Der Mann, der Charlie Parker spielte

Bandleader Jesse Davis (Altsaxofon), Paul Kirby am Piano, Schlagzeuger Minchan Kim und Martin Zenker am Bass sind im Hardbop zuhause und gehören zum Besten, was die internationale Szene derzeit zu bieten hat. Allein der Namensgeber dieses hochkarätigen Ensembles ist eine Klasse für sich: Jesse Davis stand mit Größen wie Hank Jones, Ron Carter, Mulgrew Miller und Rufus Reid auf der Bühne, und er ist auch vielen Kino-Fans ein Begriff: Dass ihm Robert Altman in seinem Film „Kansas City“ die Rolle des Charlie Parker anvertraute, spricht für die außergewöhnliche Finesse dieses Altsaxofonisten.
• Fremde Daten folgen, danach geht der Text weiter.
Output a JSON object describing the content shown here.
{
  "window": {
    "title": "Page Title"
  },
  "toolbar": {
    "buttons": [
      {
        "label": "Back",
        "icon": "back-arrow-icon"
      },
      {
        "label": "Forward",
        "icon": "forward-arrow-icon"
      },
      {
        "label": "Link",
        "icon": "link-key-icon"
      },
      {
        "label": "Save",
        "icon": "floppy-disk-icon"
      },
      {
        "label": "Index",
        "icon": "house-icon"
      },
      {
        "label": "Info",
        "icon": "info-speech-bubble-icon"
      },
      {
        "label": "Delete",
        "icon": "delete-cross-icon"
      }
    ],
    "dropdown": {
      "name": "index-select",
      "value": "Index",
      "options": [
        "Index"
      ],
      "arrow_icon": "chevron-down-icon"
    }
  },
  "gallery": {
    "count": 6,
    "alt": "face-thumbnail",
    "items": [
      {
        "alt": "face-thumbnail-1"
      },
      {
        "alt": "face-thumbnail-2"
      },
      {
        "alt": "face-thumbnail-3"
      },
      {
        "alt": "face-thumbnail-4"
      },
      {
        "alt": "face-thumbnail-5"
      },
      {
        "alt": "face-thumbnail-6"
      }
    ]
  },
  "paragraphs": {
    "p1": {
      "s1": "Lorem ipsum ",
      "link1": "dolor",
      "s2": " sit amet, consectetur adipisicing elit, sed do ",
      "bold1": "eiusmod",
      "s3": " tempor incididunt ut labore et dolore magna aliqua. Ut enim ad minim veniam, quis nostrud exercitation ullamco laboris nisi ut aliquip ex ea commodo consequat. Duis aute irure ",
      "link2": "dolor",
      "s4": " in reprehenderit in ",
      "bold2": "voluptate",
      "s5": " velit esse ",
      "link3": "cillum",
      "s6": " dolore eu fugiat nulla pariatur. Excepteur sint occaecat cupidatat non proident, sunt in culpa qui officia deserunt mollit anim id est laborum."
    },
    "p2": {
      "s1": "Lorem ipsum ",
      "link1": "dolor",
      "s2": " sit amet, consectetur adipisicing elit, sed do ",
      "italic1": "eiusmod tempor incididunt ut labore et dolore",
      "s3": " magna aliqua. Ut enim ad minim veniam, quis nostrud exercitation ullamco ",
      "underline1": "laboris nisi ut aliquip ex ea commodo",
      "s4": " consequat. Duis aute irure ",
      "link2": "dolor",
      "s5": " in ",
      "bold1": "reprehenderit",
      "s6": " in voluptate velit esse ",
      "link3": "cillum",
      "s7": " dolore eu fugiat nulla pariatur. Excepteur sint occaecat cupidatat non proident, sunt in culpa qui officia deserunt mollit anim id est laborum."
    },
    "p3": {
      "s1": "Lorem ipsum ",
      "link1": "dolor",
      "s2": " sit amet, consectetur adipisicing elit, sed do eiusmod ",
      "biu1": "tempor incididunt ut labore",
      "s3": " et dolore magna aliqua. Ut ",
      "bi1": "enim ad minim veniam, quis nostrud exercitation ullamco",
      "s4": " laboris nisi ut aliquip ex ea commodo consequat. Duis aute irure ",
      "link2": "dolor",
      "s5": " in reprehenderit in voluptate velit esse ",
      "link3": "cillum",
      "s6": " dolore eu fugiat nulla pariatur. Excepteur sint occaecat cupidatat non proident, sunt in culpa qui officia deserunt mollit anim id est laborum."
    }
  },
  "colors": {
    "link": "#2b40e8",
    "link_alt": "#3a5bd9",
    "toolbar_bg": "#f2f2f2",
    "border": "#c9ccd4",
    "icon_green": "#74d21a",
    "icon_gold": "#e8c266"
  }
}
Weiter geht’s am 24. Februar mit dem Yonathan Avishai Quartett. Der französisch-israelische Pianist, dem dieses Ensemble seinen Namen verdankt, ist vielen Jazz-Kennern in Esslingen dank früherer Auftritte im Jazzkeller und beim Jazzfestival auf dem Hafenmarkt ein Begriff. Diesmal präsentiert er gemeinsam mit Cesar Poirier (Klarinette und Altsaxofon), Yoni Zelnik (Bass) und dem Schlagzeuger Donald Kontomanou Kompositionen, die Elemente von Jazz, Swing und Blues aufnehmen und auf eigenwillige Weise neu interpretieren. „Als Bandleader lässt Yonathan Avishai seinen Kollegen Raum zur Improvisation“, erklären die Veranstalter. „Auf dieser Basis entfaltet sich ein poetischer Kosmos aus Klängen und Rhythmen, mit dem es ihm gelingt, einen unverwechselbaren Bandsound zu kreieren.“

Mit 80 Jahren virtuos wie eh und je

Ein alter Bekannter hat sich am 24. März in der Webergasse 22 angesagt: Don Menza gehört zu den profiliertesten Saxofonisten der internationalen Jazzszene, er war schon in den 60ern im Jazzkeller zu Gast, und er kommt immer wieder gern nach Esslingen. Und wer ihn jemals auf der Bühne live erlebt hat, der dürfte sich nicht wundern, dass Don Menza auch im zarten Alter von 80 Jahren nichts von seinen herausragenden Fähigkeiten eingebüßt hat. „Sein unvergleichlich warmer und dennoch kraftvoller Ton hat sich eher noch intensiviert“, weiß man im Jazzkeller. Dort ist der US-Star diesmal zusammen mit Oliver Kent (Piano), Hans Strasser (Bass) und Bernd Reiter (Schlagzeug) zu hören. Zusammen mit seinen jungen Kollegen verspricht Don Menza einen mitreißend energetischen Jazz.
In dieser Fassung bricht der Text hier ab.